Unter Marco Schällibaum schafft er es in die erste Mannschaft. Der damalige Trainer sagt Jahre später im «Blick»: «Ich habe sein Talent früh erkannt. Mesbah hatte einen unglaublichen Willen und einen starken Drang nach vorne.»
Mesbahs Qualitäten bleiben nicht unbemerkt. Der Ruf von Liga-Krösus Basel ertönt just dann, als man sich am Genfersee mit Finanzlöchern rumplagt. Der Algerier bleibt aber blass, schafft es beim FCB nie über den Status eines Ergänzungsspielers hinaus.
An der Seitenlinie steht Christian Gross, der seinen Flügelspieler später einmal wie folgt beschreibt: «Er war ein ungestümer Jungsporn, der die Welt erobern wollte, unberechenbar auf dem Platz, etwas unorganisiert, ein Charakterkopf, aber als Mensch durchaus angenehm.»
Zu allem Unglück verletzt sich Mesbah an der Leiste. Nach der fälligen Operation will er bei einem zweimonatigen Gastspiel bei Lorient wieder auf Touren kommen. Kommt er aber nicht, und muss sich stattdessen in Basel einem zweiten Eingriff unterziehen. In der Folge gerät er zwischen Stuhl und Bank. Mesbah sagt: «Ich war vom Klub und vom Umfeld beeindruckt, aber sportlich bin ich in Basel irgendwie vergessen gegangen.»
Zeit für einen Neustart, Zeit für den Wechsel zum FC Aarau unter dem Trainergespann Richard Komornicki/Jeff Saibene. Dort träumt man von einem grossen Coup, dort mausert Mesbah sich zum Stammspieler, dort rettet er seine Teamkollegen mit drei Toren in der Barrage vor dem Abstieg.
Aber dort landet er schliesslich auch wieder auf dem Abstellgleis, kriegt kein neues Vertragsangebot und macht den Abgang durch die Hintertür. Jeff Saibene, damaliger Assistenztrainer bei Aarau, im «Sonntagsblick»: «Man hat gesehen, dass er Potential hat. Aber er konnte es nicht abrufen. Als Typ war er impulsiv, er brachte viel Power mit. Seine Stärke waren die Flanken mit viel Drall. Wir waren uns aber nie sicher wegen der Position.»

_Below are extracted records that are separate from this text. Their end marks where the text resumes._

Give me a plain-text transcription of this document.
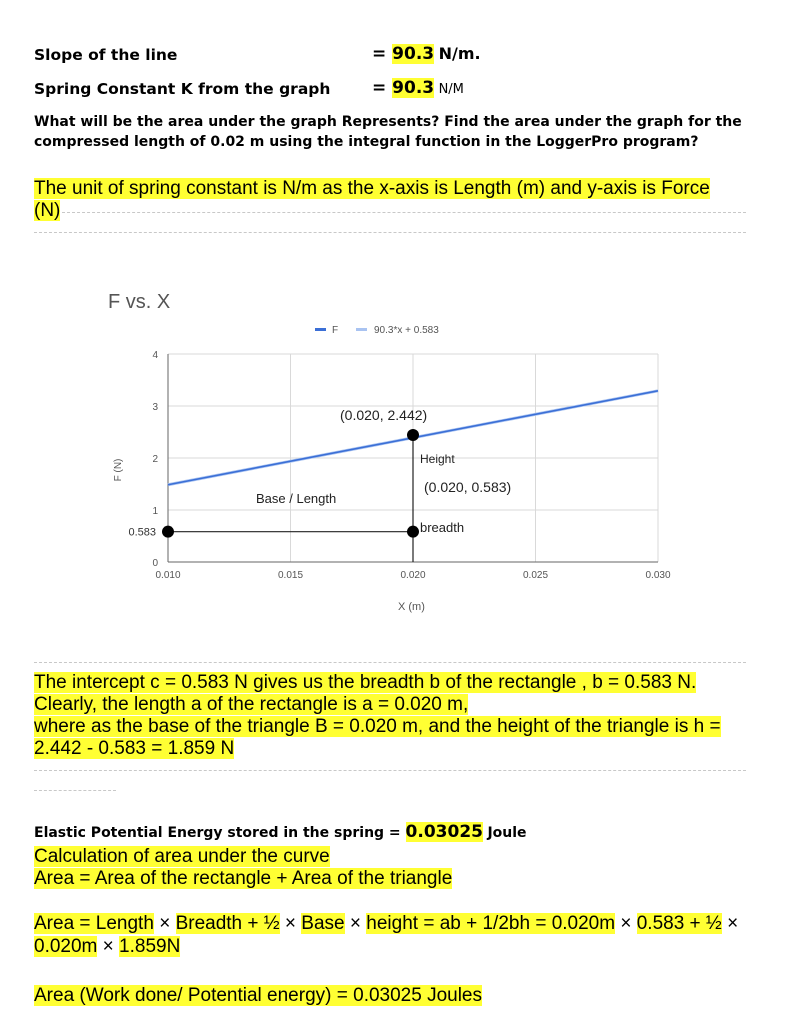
Slope of the line	= 90.3 N/m.
Spring Constant K from the graph = 90.3 N/M
What will be the area under the graph Represents? Find the area under the graph for the
compressed length of 0.02 m using the integral function in the LoggerPro program?
The unit of spring constant is N/m as the x-axis is Length (m) and y-axis is Force
(N)
F vs. X
F	90.3*x + 0.583
0.010	0.015	0.020	0.025	0.030
0
1
2
3
4
0.583
(0.020, 2.442)
(0.020, 0.583)
Height
Base / Length
breadth
X (m)
F (N)
The intercept c = 0.583 N gives us the breadth b of the rectangle , b = 0.583 N.
Clearly, the length a of the rectangle is a = 0.020 m,
where as the base of the triangle B = 0.020 m, and the height of the triangle is h =
2.442 - 0.583 = 1.859 N
Elastic Potential Energy stored in the spring = 0.03025 Joule
Calculation of area under the curve
Area = Area of the rectangle + Area of the triangle
Area = Length × Breadth + ½ × Base × height = ab + 1/2bh = 0.020m × 0.583 + ½ ×
0.020m × 1.859N
Area (Work done/ Potential energy) = 0.03025 Joules
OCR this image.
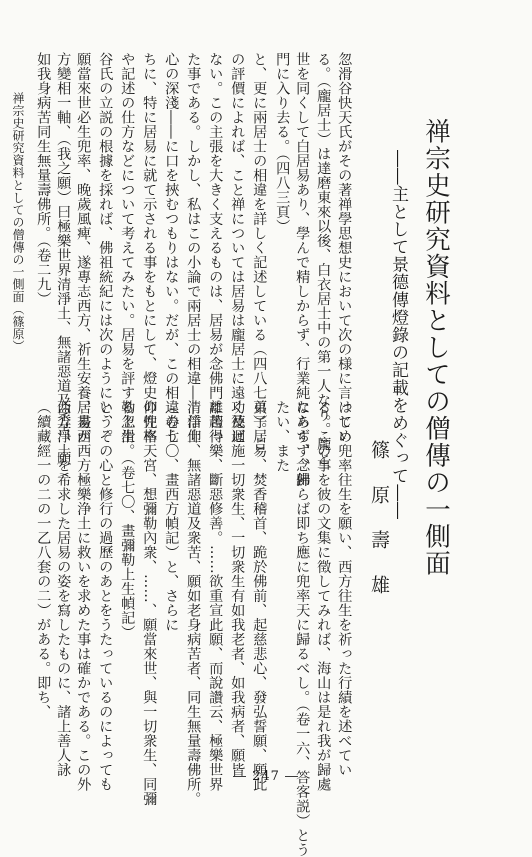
禅宗史研究資料としての僧傳の一側面
――主として景德傳燈錄の記載をめぐって――
篠原壽雄
忽滑谷快天氏がその著禅學思想史において次の様に言ってい
る。（龐居士）は達磨東來以後、白衣居士中の第一人なり。龐と
世を同くして白居易あり、學んで精しからず、行業純ならず、念佛
門に入り去る。（四八三頁）
と、更に兩居士の相違を詳しく記述している（四八七頁）。こ
の評價によれば、こと禅については居易は龐居士に遠く及ば
ない。この主張を大きく支えるものは、居易が念佛門に趨っ
た事である。しかし、私はこの小論で兩居士の相違――信仰
心の深淺――に口を挾むつもりはない。だが、この相違のう
ちに、特に居易に就て示される事をもとにして、燈史の性格
や記述の仕方などについて考えてみたい。居易を評する忽滑
谷氏の立説の根據を採れば、佛祖統紀には次のようにいう。
願當來世必生兜率、晚歲風痺、遂專志西方、祈生安養、畫西
方變相一軸、（我之願）曰極樂世界清淨土、無諸惡道及衆苦、願
如我身病苦同生無量壽佛所。（卷二九）
禅宗史研究資料としての僧傳の一側面（篠原）
はじめ兜率往生を願い、西方往生を祈った行績を述べてい
る。この事を彼の文集に徵してみれば、海山は是れ我が歸處
にあらず、歸らば即ち應に兜率天に歸るべし。（卷一六、答客説）とう
たい、また
弟子居易、焚香稽首、跪於佛前、起慈悲心、發弘誓願、願此
功德迴施一切衆生、一切衆生有如我老者、如我病者、願皆
離苦得樂、斷惡修善。……欲重宣此願、而說讚云、極樂世界
清淨土、無諸惡道及衆苦、願如老身病苦者、同生無量壽佛所。
（卷七〇、畫西方幀記）と、さらに
仰兜率天宮、想彌勒內衆、……、願當來世、與一切衆生、同彌
勒上生。（卷七〇、畫彌勒上生幀記）
と、その心と修行の過歷のあとをうたっているのによっても
居易が西方極樂浄土に救いを求めた事は確かである。この外
西方淨土を希求した居易の姿を寫したものに、諸上善人詠
（續藏經一の二の一乙八套の二）がある。即ち、
― 247 ―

Mesbahs ehemaliger Mitspieler Gürkan Sermeter charakterisiert ihn so: «Er war ein Kämpfer, temperamentvoll und schnell. Seine grosse Schwäche war sein rechter Fuss. Den brauchte er eigentlich nur, um ins Auto zu steigen.» Mesbah geht es wie Gökhan Inler: Seine Qualitäten werden in Aarau angezweifelt – in Italien startet er später durch.
Mesbah lässt sich nicht unterkriegen. Ein Charakterzug, der seine Fussballerlaufbahn prägen wird. Nächste Station: Luzern. Eine Saison, sechs Spiele. Man weiss um sein Talent, aber Trainer Ciriaco Sforza setzt nicht auf ihn: «Er hatte einen starken linken Fuss. Aber der Junge brauchte Zeit.» Mesbah ist zunehmend frustriert und bedauert gegenüber einem Reporter, «dass ich Servette damals nicht in Richtung Frankreich verlassen habe.»

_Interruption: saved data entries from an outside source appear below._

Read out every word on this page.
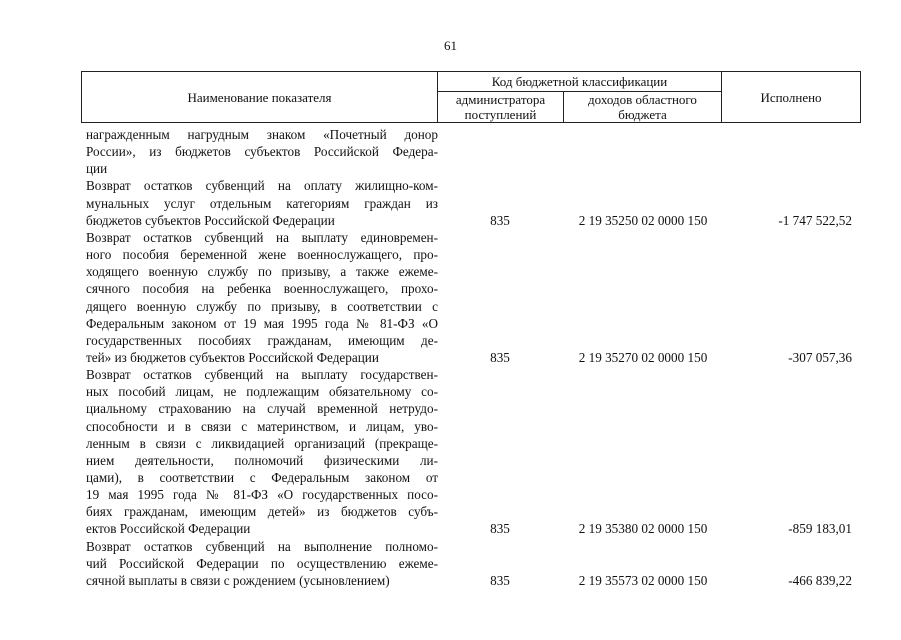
61
Наименование показателя
Код бюджетной классификации
администратора поступлений
доходов областного бюджета
Исполнено
награжденным нагрудным знаком «Почетный донор
России», из бюджетов субъектов Российской Федера-
ции
Возврат остатков субвенций на оплату жилищно-ком-
мунальных услуг отдельным категориям граждан из
бюджетов субъектов Российской Федерации	835	2 19 35250 02 0000 150	-1 747 522,52
Возврат остатков субвенций на выплату единовремен-
ного пособия беременной жене военнослужащего, про-
ходящего военную службу по призыву, а также ежеме-
сячного пособия на ребенка военнослужащего, прохо-
дящего военную службу по призыву, в соответствии с
Федеральным законом от 19 мая 1995 года № 81-ФЗ «О
государственных пособиях гражданам, имеющим де-
тей» из бюджетов субъектов Российской Федерации	835	2 19 35270 02 0000 150	-307 057,36
Возврат остатков субвенций на выплату государствен-
ных пособий лицам, не подлежащим обязательному со-
циальному страхованию на случай временной нетрудо-
способности и в связи с материнством, и лицам, уво-
ленным в связи с ликвидацией организаций (прекраще-
нием деятельности, полномочий физическими ли-
цами), в соответствии с Федеральным законом от
19 мая 1995 года № 81-ФЗ «О государственных посо-
биях гражданам, имеющим детей» из бюджетов субъ-
ектов Российской Федерации	835	2 19 35380 02 0000 150	-859 183,01
Возврат остатков субвенций на выполнение полномо-
чий Российской Федерации по осуществлению ежеме-
сячной выплаты в связи с рождением (усыновлением)	835	2 19 35573 02 0000 150	-466 839,22
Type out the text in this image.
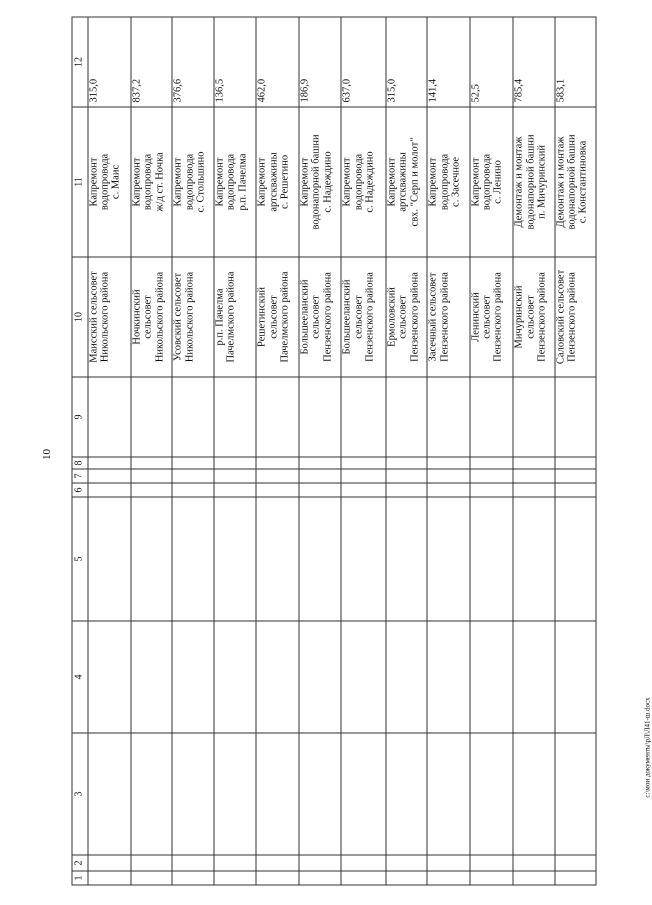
10
c:\мои документы\рЛ\Л41-ш.docx
1	2	3	4	5	6	7	8	9	10	11	12

									Маисский сельсовет Никольского района	Капремонт водопровода с. Маис	315,0

									Ночкинский сельсовет Никольского района	Капремонт водопровода ж/д ст. Ночка	837,2

									Усовский сельсовет Никольского района	Капремонт водопровода с. Стольшино	376,6

									р.п. Пачелма Пачелмского района	Капремонт водопровода р.п. Пачелма	136,5

									Решетинский сельсовет Пачелмского района	Капремонт артскважины с. Решетино	462,0

									Большееланский сельсовет Пензенского района	Капремонт водонапорной башни с. Надеждино	186,9

									Большееланский сельсовет Пензенского района	Капремонт водопровода с. Надеждино	637,0

									Ермоловский сельсовет Пензенского района	Капремонт артскважины свх. "Серп и молот"	315,0

									Засечный сельсовет Пензенского района	Капремонт водопровода с. Засечное	141,4

									Ленинский сельсовет Пензенского района	Капремонт водопровода с. Ленино	52,5

									Мичуринский сельсовет Пензенского района	Демонтаж и монтаж водонапорной башни п. Мичуринский	785,4

									Саловский сельсовет Пензенского района	Демонтаж и монтаж водонапорной башни с. Константиновка	583,1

Wieder kann der Algerier sein Talent nicht ausspielen, nach dem neuerlichen Rückschlag steht er am Scheideweg. Nicht einmal der Entscheid, nach Avellino in die Serie C zu gehen, liegt in seiner Hand. Aber diese Fremdplatzierung auf Leihbasis wird zu Mesbahs Rettung.
Sie ist der Anfang eines wundersamen Aufstiegs. Der Flügelspieler wird zum Aussenverteidiger umfunktioniert, für Avellino macht er 27 Spiele. Es folgt der Transfer zu Lecce, 82 Spiele, der Aufstieg in die Serie A. Und dann klopft Milan an.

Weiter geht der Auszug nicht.